# My new kitten :)



## Coraline (Apr 22, 2008)

I've not posted much on these forums, mostly been lurking and reading posts. But I know you all like looking at pictures, so here's some of my new kitten for you 

He's a Maine Coon and almost 15 weeks in these pictures, and settling in well as you can see!


----------



## bee112 (Apr 12, 2008)

aww he's gorgeous.. I have a soft spot for Maine Coones!


----------



## plumo72 (Nov 2, 2007)

Coraline said:


> I've not posted much on these forums, mostly been lurking and reading posts. But I know you all like looking at pictures, so here's some of my new kitten for you
> 
> He's a Maine Coon and almost 15 weeks in these pictures, and settling in well as you can see!


Gorgeous


----------



## Guest (Jun 12, 2008)

bee112 said:


> aww he's gorgeous.. I have a soft spot for Maine Coones!

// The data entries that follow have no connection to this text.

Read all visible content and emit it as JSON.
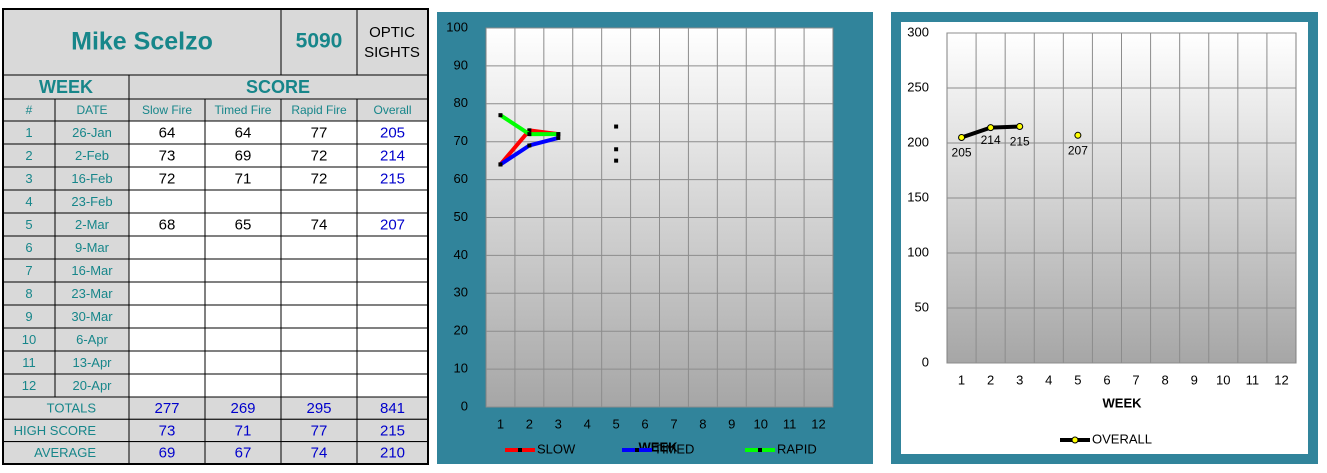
{
  "table": {
    "name": "Mike Scelzo",
    "number": "5090",
    "label_lines": [
      "OPTIC",
      "SIGHTS"
    ],
    "group_headers": [
      "WEEK",
      "SCORE"
    ],
    "columns": [
      "#",
      "DATE",
      "Slow Fire",
      "Timed Fire",
      "Rapid Fire",
      "Overall"
    ],
    "rows": [
      [
        1,
        "26-Jan",
        64,
        64,
        77,
        205
      ],
      [
        2,
        "2-Feb",
        73,
        69,
        72,
        214
      ],
      [
        3,
        "16-Feb",
        72,
        71,
        72,
        215
      ],
      [
        4,
        "23-Feb",
        null,
        null,
        null,
        null
      ],
      [
        5,
        "2-Mar",
        68,
        65,
        74,
        207
      ],
      [
        6,
        "9-Mar",
        null,
        null,
        null,
        null
      ],
      [
        7,
        "16-Mar",
        null,
        null,
        null,
        null
      ],
      [
        8,
        "23-Mar",
        null,
        null,
        null,
        null
      ],
      [
        9,
        "30-Mar",
        null,
        null,
        null,
        null
      ],
      [
        10,
        "6-Apr",
        null,
        null,
        null,
        null
      ],
      [
        11,
        "13-Apr",
        null,
        null,
        null,
        null
      ],
      [
        12,
        "20-Apr",
        null,
        null,
        null,
        null
      ]
    ],
    "summary": [
      {
        "label": "TOTALS",
        "values": [
          277,
          269,
          295,
          841
        ]
      },
      {
        "label": "HIGH SCORE",
        "values": [
          73,
          71,
          77,
          215
        ]
      },
      {
        "label": "AVERAGE",
        "values": [
          69,
          67,
          74,
          210
        ]
      }
    ]
  },
  "chart_data": [
    {
      "type": "line",
      "x_label": "WEEK",
      "categories": [
        "1",
        "2",
        "3",
        "4",
        "5",
        "6",
        "7",
        "8",
        "9",
        "10",
        "11",
        "12"
      ],
      "series": [
        {
          "name": "SLOW",
          "color": "#ff0000",
          "values": [
            64,
            73,
            72,
            null,
            68,
            null,
            null,
            null,
            null,
            null,
            null,
            null
          ]
        },
        {
          "name": "TIMED",
          "color": "#0000ff",
          "values": [
            64,
            69,
            71,
            null,
            65,
            null,
            null,
            null,
            null,
            null,
            null,
            null
          ]
        },
        {
          "name": "RAPID",
          "color": "#00ff00",
          "values": [
            77,
            72,
            72,
            null,
            74,
            null,
            null,
            null,
            null,
            null,
            null,
            null
          ]
        }
      ],
      "ylim": [
        0,
        100
      ],
      "yticks": [
        0,
        10,
        20,
        30,
        40,
        50,
        60,
        70,
        80,
        90,
        100
      ],
      "grid": true,
      "legend": "bottom",
      "data_labels": false
    },
    {
      "type": "line",
      "x_label": "WEEK",
      "categories": [
        "1",
        "2",
        "3",
        "4",
        "5",
        "6",
        "7",
        "8",
        "9",
        "10",
        "11",
        "12"
      ],
      "series": [
        {
          "name": "OVERALL",
          "color": "#000000",
          "marker_color": "#ffff00",
          "values": [
            205,
            214,
            215,
            null,
            207,
            null,
            null,
            null,
            null,
            null,
            null,
            null
          ]
        }
      ],
      "ylim": [
        0,
        300
      ],
      "yticks": [
        0,
        50,
        100,
        150,
        200,
        250,
        300
      ],
      "grid": true,
      "legend": "bottom",
      "data_labels": true
    }
  ]
}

Me too, gorgeous little boy!


----------



## Siamese Kelly (Jan 6, 2008)

Hello Coraline-Glad your here and thanks for sharing pics of this beautiful lad-doesn't he just know it tooYou just have to keep em coming now


----------



## Saynamore (Feb 28, 2008)

Coraline said:


> I've not posted much on these forums, mostly been lurking and reading posts. But I know you all like looking at pictures, so here's some of my new kitten for you
> 
> He's a Maine Coon and almost 15 weeks in these pictures, and settling in well as you can see!


Awwwwww, he is gawgeous and huuuuuuuuuuuuuge! a lovely looking lad


----------



## starlight (Jun 5, 2008)

He's gorgeous 

I love Maine Coon's, love the idea of having a huge cat


----------



## Guest (Jun 12, 2008)

Beautifull cats these coons are 

Hes a handsome BIG baby boy


----------



## Kay73 (Mar 26, 2008)

I love the white eyeliner, gorgeous!


----------



## Guest (Jun 12, 2008)

Kay73 said:


> I love the white eyeliner, gorgeous!


ohhh yer..i didnt notice that, wow its beautifull aint it...it looks really silky


----------



## Vixie (Nov 17, 2007)

lovely pics. hes gorgeous, i love maine coon I have a little(well big girl myself lol)


----------



## colliemerles (Nov 2, 2007)

gorgeous,,very cute,,,,,,,,,,,,,,,,,,,,,,


----------



## Coraline (Apr 22, 2008)

Thank you all  I love the white eyeliner too, so pretty


----------



## Selk67U2 (May 5, 2008)

*Ahhh, bless, thanks for sharing Coraline*


----------